A year ago today, we lost Cameron. It was quite possibly the worst day of my life, and the lives of many of the people I love. I got a phone call from my friend telling me he had died. Words can't describe the anquish and horror of that moment. He wasn't my child, my brother or my nephew, I hadn't grown up with him, but he was one of mine. As a youth minister, every kid in your group becomes a part of your heart, your family. Wading through this awful new experience of lossing one of our own, was gut wrenching, as we gathered our students to tell them. The days that followed were so busy with mourning and comforting, I felt like I was crying out to God every five minutes for strength and direction.

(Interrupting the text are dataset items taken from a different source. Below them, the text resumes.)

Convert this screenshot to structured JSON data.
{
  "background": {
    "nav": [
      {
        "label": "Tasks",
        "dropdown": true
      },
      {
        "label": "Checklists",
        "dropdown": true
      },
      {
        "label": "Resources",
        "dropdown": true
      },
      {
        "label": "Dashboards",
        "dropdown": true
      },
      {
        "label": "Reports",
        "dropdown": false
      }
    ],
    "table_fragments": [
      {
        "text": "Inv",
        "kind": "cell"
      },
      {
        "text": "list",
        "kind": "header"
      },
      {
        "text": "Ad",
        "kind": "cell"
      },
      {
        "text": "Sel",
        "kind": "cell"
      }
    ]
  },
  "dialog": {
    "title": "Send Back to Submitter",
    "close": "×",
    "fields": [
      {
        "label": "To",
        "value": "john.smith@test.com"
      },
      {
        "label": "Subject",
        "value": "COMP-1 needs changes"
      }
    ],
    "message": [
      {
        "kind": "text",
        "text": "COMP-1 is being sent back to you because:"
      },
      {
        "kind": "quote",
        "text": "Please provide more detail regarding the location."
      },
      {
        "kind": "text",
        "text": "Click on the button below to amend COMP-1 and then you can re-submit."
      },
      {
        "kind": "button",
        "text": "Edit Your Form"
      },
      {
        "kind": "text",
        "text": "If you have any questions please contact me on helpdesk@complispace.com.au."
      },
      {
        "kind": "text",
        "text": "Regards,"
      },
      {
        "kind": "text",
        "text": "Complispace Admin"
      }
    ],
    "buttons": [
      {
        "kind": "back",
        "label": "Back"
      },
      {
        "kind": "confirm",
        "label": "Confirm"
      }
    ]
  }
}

This tattoo was to honor Cameron, and it was designed by two of my other students. I am priveledged to have this balloon, inspired by Cameron, planned and plotted by Graci and Shade, and drawn and given to me by our artist friend, Michael. It connects me to all of them, especially Cam, and I treasure it. Memorial tattoos have a beautiful way of allowing you to celebrate, mourn and reflect on someone everyday. The act of getting the tattoo itself causes you to pause and live in the moment, and gives a physical manifestation of the otherwise ambigous pain.
The image came as I tried to grapple with someone so young dying so suddenly. As ridiculous as it may seem, all I could think of was balloons. Kids want them so badly, but you know they are only going to last an hour, a day maybe two at the most, if they even make it home. Then there is sadness and anger when they float off or are popped. They are frustrating for me, but for my kids balloons are pure joy, while they last. I could refuse to let them have balloons and save us all the frustration, but I would rob them of that joy.

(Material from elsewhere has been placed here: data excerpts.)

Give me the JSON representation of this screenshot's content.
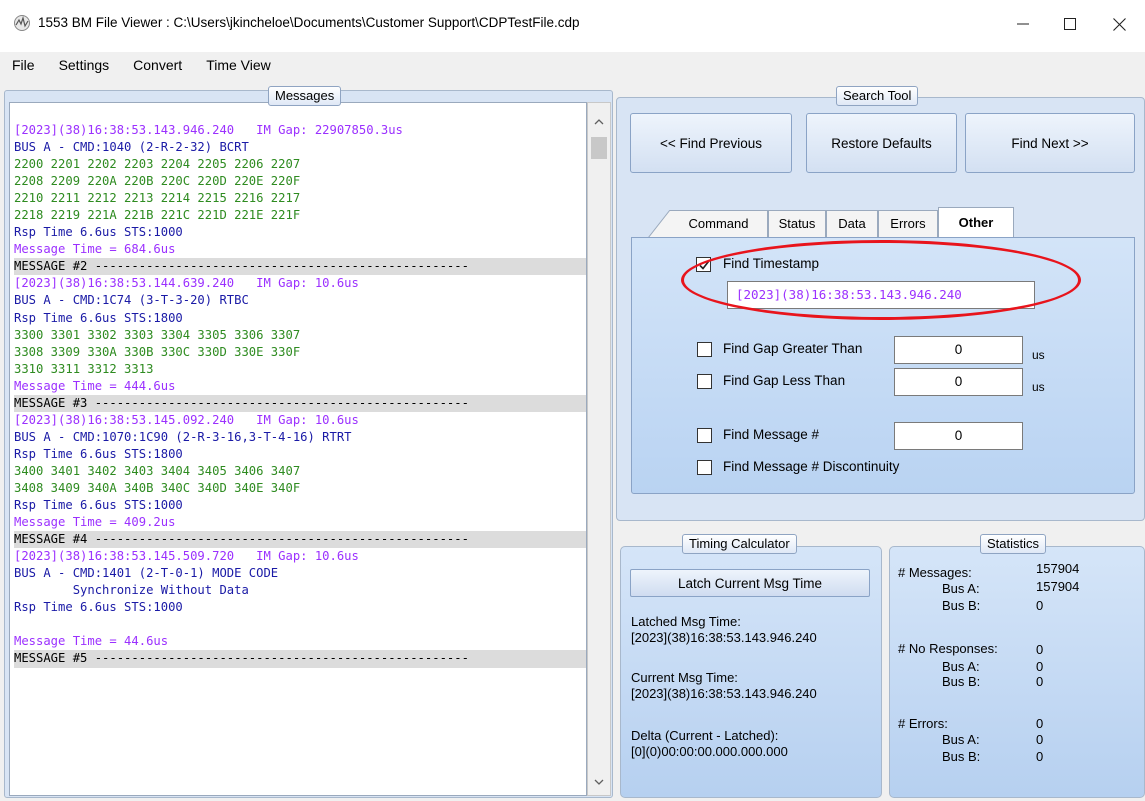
{
  "window": {
    "title": "1553 BM File Viewer : C:\\Users\\jkincheloe\\Documents\\Customer Support\\CDPTestFile.cdp",
    "minimize": "—",
    "maximize": "☐",
    "close": "✕"
  },
  "menu": [
    "File",
    "Settings",
    "Convert",
    "Time View"
  ],
  "messages": {
    "title": "Messages",
    "lines": [
      {
        "text": "[2023](38)16:38:53.143.946.240   IM Gap: 22907850.3us",
        "color": "purple"
      },
      {
        "text": "BUS A - CMD:1040 (2-R-2-32) BCRT",
        "color": "blue"
      },
      {
        "text": "2200 2201 2202 2203 2204 2205 2206 2207",
        "color": "green"
      },
      {
        "text": "2208 2209 220A 220B 220C 220D 220E 220F",
        "color": "green"
      },
      {
        "text": "2210 2211 2212 2213 2214 2215 2216 2217",
        "color": "green"
      },
      {
        "text": "2218 2219 221A 221B 221C 221D 221E 221F",
        "color": "green"
      },
      {
        "text": "Rsp Time 6.6us STS:1000",
        "color": "blue"
      },
      {
        "text": "Message Time = 684.6us",
        "color": "purple"
      },
      {
        "text": "MESSAGE #2 ---------------------------------------------------",
        "color": "sep"
      },
      {
        "text": "[2023](38)16:38:53.144.639.240   IM Gap: 10.6us",
        "color": "purple"
      },
      {
        "text": "BUS A - CMD:1C74 (3-T-3-20) RTBC",
        "color": "blue"
      },
      {
        "text": "Rsp Time 6.6us STS:1800",
        "color": "blue"
      },
      {
        "text": "3300 3301 3302 3303 3304 3305 3306 3307",
        "color": "green"
      },
      {
        "text": "3308 3309 330A 330B 330C 330D 330E 330F",
        "color": "green"
      },
      {
        "text": "3310 3311 3312 3313",
        "color": "green"
      },
      {
        "text": "Message Time = 444.6us",
        "color": "purple"
      },
      {
        "text": "MESSAGE #3 ---------------------------------------------------",
        "color": "sep"
      },
      {
        "text": "[2023](38)16:38:53.145.092.240   IM Gap: 10.6us",
        "color": "purple"
      },
      {
        "text": "BUS A - CMD:1070:1C90 (2-R-3-16,3-T-4-16) RTRT",
        "color": "blue"
      },
      {
        "text": "Rsp Time 6.6us STS:1800",
        "color": "blue"
      },
      {
        "text": "3400 3401 3402 3403 3404 3405 3406 3407",
        "color": "green"
      },
      {
        "text": "3408 3409 340A 340B 340C 340D 340E 340F",
        "color": "green"
      },
      {
        "text": "Rsp Time 6.6us STS:1000",
        "color": "blue"
      },
      {
        "text": "Message Time = 409.2us",
        "color": "purple"
      },
      {
        "text": "MESSAGE #4 ---------------------------------------------------",
        "color": "sep"
      },
      {
        "text": "[2023](38)16:38:53.145.509.720   IM Gap: 10.6us",
        "color": "purple"
      },
      {
        "text": "BUS A - CMD:1401 (2-T-0-1) MODE CODE",
        "color": "blue"
      },
      {
        "text": "        Synchronize Without Data",
        "color": "blue"
      },
      {
        "text": "Rsp Time 6.6us STS:1000",
        "color": "blue"
      },
      {
        "text": "",
        "color": "blue"
      },
      {
        "text": "Message Time = 44.6us",
        "color": "purple"
      },
      {
        "text": "MESSAGE #5 ---------------------------------------------------",
        "color": "sep"
      }
    ]
  },
  "colors": {
    "purple": "#9b30ff",
    "blue": "#1a1aa6",
    "green": "#2e8b20",
    "highlight_oval": "#e8141c"
  },
  "search_tool": {
    "title": "Search Tool",
    "find_previous": "<< Find Previous",
    "restore_defaults": "Restore Defaults",
    "find_next": "Find Next >>",
    "tabs": [
      "Command",
      "Status",
      "Data",
      "Errors",
      "Other"
    ],
    "active_tab": "Other",
    "find_timestamp": {
      "label": "Find Timestamp",
      "checked": true,
      "value": "[2023](38)16:38:53.143.946.240"
    },
    "gap_greater": {
      "label": "Find Gap Greater Than",
      "checked": false,
      "value": "0",
      "unit": "us"
    },
    "gap_less": {
      "label": "Find Gap Less Than",
      "checked": false,
      "value": "0",
      "unit": "us"
    },
    "message_num": {
      "label": "Find Message #",
      "checked": false,
      "value": "0"
    },
    "discontinuity": {
      "label": "Find Message # Discontinuity",
      "checked": false
    }
  },
  "timing": {
    "title": "Timing Calculator",
    "latch_button": "Latch Current Msg Time",
    "latched_label": "Latched Msg Time:",
    "latched_value": "[2023](38)16:38:53.143.946.240",
    "current_label": "Current Msg Time:",
    "current_value": "[2023](38)16:38:53.143.946.240",
    "delta_label": "Delta (Current - Latched):",
    "delta_value": "[0](0)00:00:00.000.000.000"
  },
  "statistics": {
    "title": "Statistics",
    "messages_label": "# Messages:",
    "messages_value": "157904",
    "msg_bus_a_label": "Bus A:",
    "msg_bus_a_value": "157904",
    "msg_bus_b_label": "Bus B:",
    "msg_bus_b_value": "0",
    "noresp_label": "# No Responses:",
    "noresp_value": "0",
    "noresp_bus_a_label": "Bus A:",
    "noresp_bus_a_value": "0",
    "noresp_bus_b_label": "Bus B:",
    "noresp_bus_b_value": "0",
    "errors_label": "# Errors:",
    "errors_value": "0",
    "err_bus_a_label": "Bus A:",
    "err_bus_a_value": "0",
    "err_bus_b_label": "Bus B:",
    "err_bus_b_value": "0"
  }
}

Cameron was our balloon. He brought a ton of joy and laughter to our group, to me. His smile and his giggle lit up everything we did together. He cared so deeply for his friends. He would bring them to youth group, and rat them out, when he felt they were in danger. He was awesome.
Just like a balloon though, he didn't last long. He left us way too soon. It was painful, it still is. But if not having this pain, meant never knowing Cameron, I would take the pain everyday. However briefly we had Cameron, he was precious.
So I have a balloon, to remind me of that precious boy, and to remind me to be grateful for the awesome moments. I am reminded to be grateful for the people in my life and the joy they bring me everyday, and for the joy from those I have lost. I see it everyday, and it brings me more happiness than pain.
God knew Cameron wouldn't last long, but he gave him to us anyway. God gives and he takes away (or allows it to be taken) and though I don't understand it or always like it, blessed be the name of the Lord.